COMICばく
『COMICばく』(コミックばく)は、1984年から1987年まで日本文芸社が刊行していた季刊の漫画雑誌。4年間で全15号が刊行された。編集長夜久弘が、休筆から復活したつげ義春に新作発表の舞台を提供するために作った雑誌である。「ばく」は悪夢を食べるという伝説上の動物「獏」からとったもの。夜久のコミック作家の夢とコミックファンの夢をどん欲に吸収したいとの発想から発刊にこぎつけた[1]。
概要
編集1983年1月、当時休筆中だったつげ義春から日本文芸社の夜久のもとに一通の年賀状が到着。その4年前から『カスタムコミック』でつげを担当していた夜久は、この年賀状を漫画家つげ義春の帰還と直感した[2]。

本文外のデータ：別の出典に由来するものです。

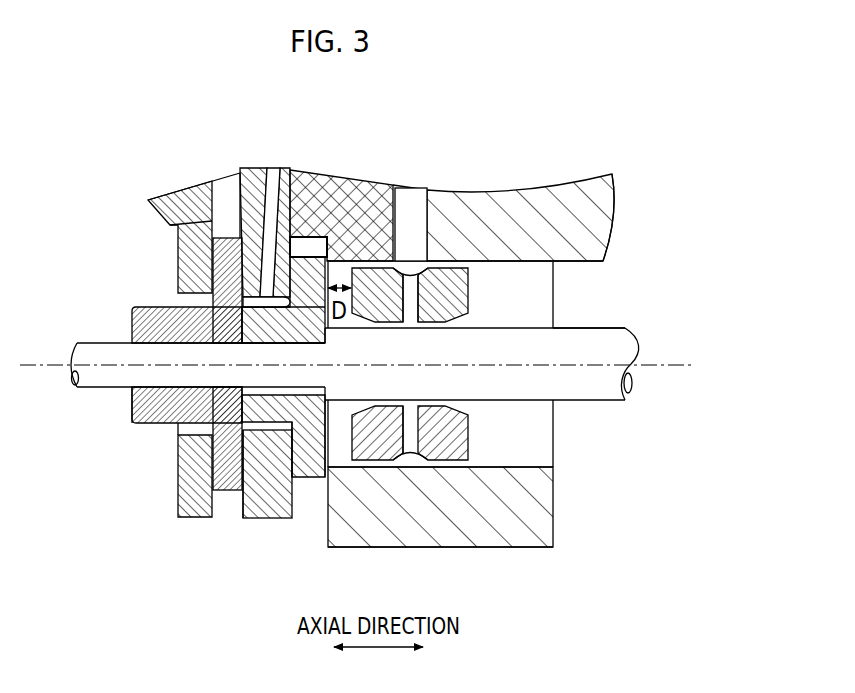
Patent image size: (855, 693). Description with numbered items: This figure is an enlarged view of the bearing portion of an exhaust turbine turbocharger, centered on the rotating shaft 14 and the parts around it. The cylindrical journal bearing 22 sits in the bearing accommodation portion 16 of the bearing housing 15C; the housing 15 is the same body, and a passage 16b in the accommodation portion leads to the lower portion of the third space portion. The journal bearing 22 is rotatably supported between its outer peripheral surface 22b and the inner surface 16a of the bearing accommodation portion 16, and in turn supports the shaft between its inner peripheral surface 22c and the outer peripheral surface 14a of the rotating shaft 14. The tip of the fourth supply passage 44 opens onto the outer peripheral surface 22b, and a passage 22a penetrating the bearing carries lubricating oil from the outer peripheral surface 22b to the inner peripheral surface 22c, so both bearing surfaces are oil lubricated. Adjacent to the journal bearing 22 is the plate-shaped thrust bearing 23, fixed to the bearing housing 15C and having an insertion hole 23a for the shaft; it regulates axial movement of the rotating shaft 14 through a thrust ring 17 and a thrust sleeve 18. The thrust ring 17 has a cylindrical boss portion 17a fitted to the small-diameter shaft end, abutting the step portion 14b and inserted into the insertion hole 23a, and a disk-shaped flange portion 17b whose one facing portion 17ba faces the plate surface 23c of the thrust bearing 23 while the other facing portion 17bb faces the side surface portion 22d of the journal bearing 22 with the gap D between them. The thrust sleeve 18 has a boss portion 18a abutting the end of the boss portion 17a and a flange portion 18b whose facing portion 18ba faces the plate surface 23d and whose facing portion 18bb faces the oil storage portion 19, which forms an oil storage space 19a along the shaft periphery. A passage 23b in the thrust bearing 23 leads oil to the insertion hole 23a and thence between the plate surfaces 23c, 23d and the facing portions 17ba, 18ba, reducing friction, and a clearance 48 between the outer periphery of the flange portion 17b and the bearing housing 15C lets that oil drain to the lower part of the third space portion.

同年夏、夜久はつげの2年ぶりの新作『散歩の日々』を受け取った。かつてつげ作品を掲載していた『カスタムコミック』が休刊していたため、発表の舞台は『週刊漫画ゴラク』しか残っていなかったが、『週刊漫画ゴラク』編集長の阿部林一郎がつげの新作完成を新雑誌発刊の好機と見て『散歩の日々』の掲載に待ったをかけ、つげを中心とする個性の強い漫画家たちの作品で誌面を埋めた、時流に左右されない、読み応えのある漫画誌を構想。新雑誌の編集長に任命された夜久は、作品にふさわしい舞台を作るべくつげ忠男や花輪和一、畑中純、杉浦日向子、近藤ようこ、やまだ紫といった執筆者に原稿を依頼し、1984年4月30日に創刊号を発売した。表紙は畑中の色彩画が飾っていた。発刊までに多くの時間を費やしたことについて、つげファンに対する後ろめたさを感じたという[1]。
創刊号に掲載された『散歩の日々』に登場するH君を夜久はつげと同じ町内に住む畑中純だと直感した。夜久は畑中の仕事場で多くのイラストを見たが、鳥や魚、獣をイメージの世界に自由に遊ばせ際限なく描き続けた作品の一部を「月夜の音楽会」と題して巻頭に11頁にわたり掲載(カラー3枚、モノクロ6枚)した[1]。
完売したところで大した儲けが出ない雑誌になることは、経理からの原価計算により最初から判明していた[3]。営業部からは、雑誌コードの新規取得の困難さを理由に『週刊漫画ゴラク』の増刊枠で刊行することが提案されたが、「これは増刊で出すようなものではない。つげ義春が新作を描くというのは事件といってもいいぐらい価値のあることだ」という社長の猛反対により、独立した新雑誌として刊行することが決定した[4]。
当初の目標は3万部を売り上げることだったが、実際の売上げ部数は低迷し、創刊号と第2号は共に返品率7割を超過[5]。配本部数は創刊号が3万1080部、第2号が2万7680部、第3号は1万6230部と激減し[6]、実売部数は1万部に満たなかった。編集部としてはつげ義春の名を前面に出して雑誌を売る方針だったが、つげはこれに対して「自分だけが目立つのはイヤ」[7]と抵抗し、第4号で「つげ義春特集」が組まれた時も難色を示した。しかしこの「つげ義春特集号」で実売部数の低下に初めて歯止めがかかり、配本部数が3400部減ったにもかかわらず実売は1000部ほど増加した[8]。
しかしこれ以後、部数は再び低迷し、配本部数は第6号で1万2000部に減り、第7号では1万1000部に転落[9]。実売5000部、返品率5割という状態から脱却するため、表紙を畑中純からつげ義春に替えようとしたが、目立つことをあくまで嫌うつげはこれを頑強に拒絶した。
悩んだ夜久はそれまで20年間勤務していた日本文芸社を退社しフリーになったが、日本文芸社からの依頼により、下請け制作者の立場で『COMICばく』の編集を続行。第12号からは林静一が表紙を担当するようになったが、部数の伸び悩みとつげの不安神経症の悪化に伴って第15号で休刊を迎えた。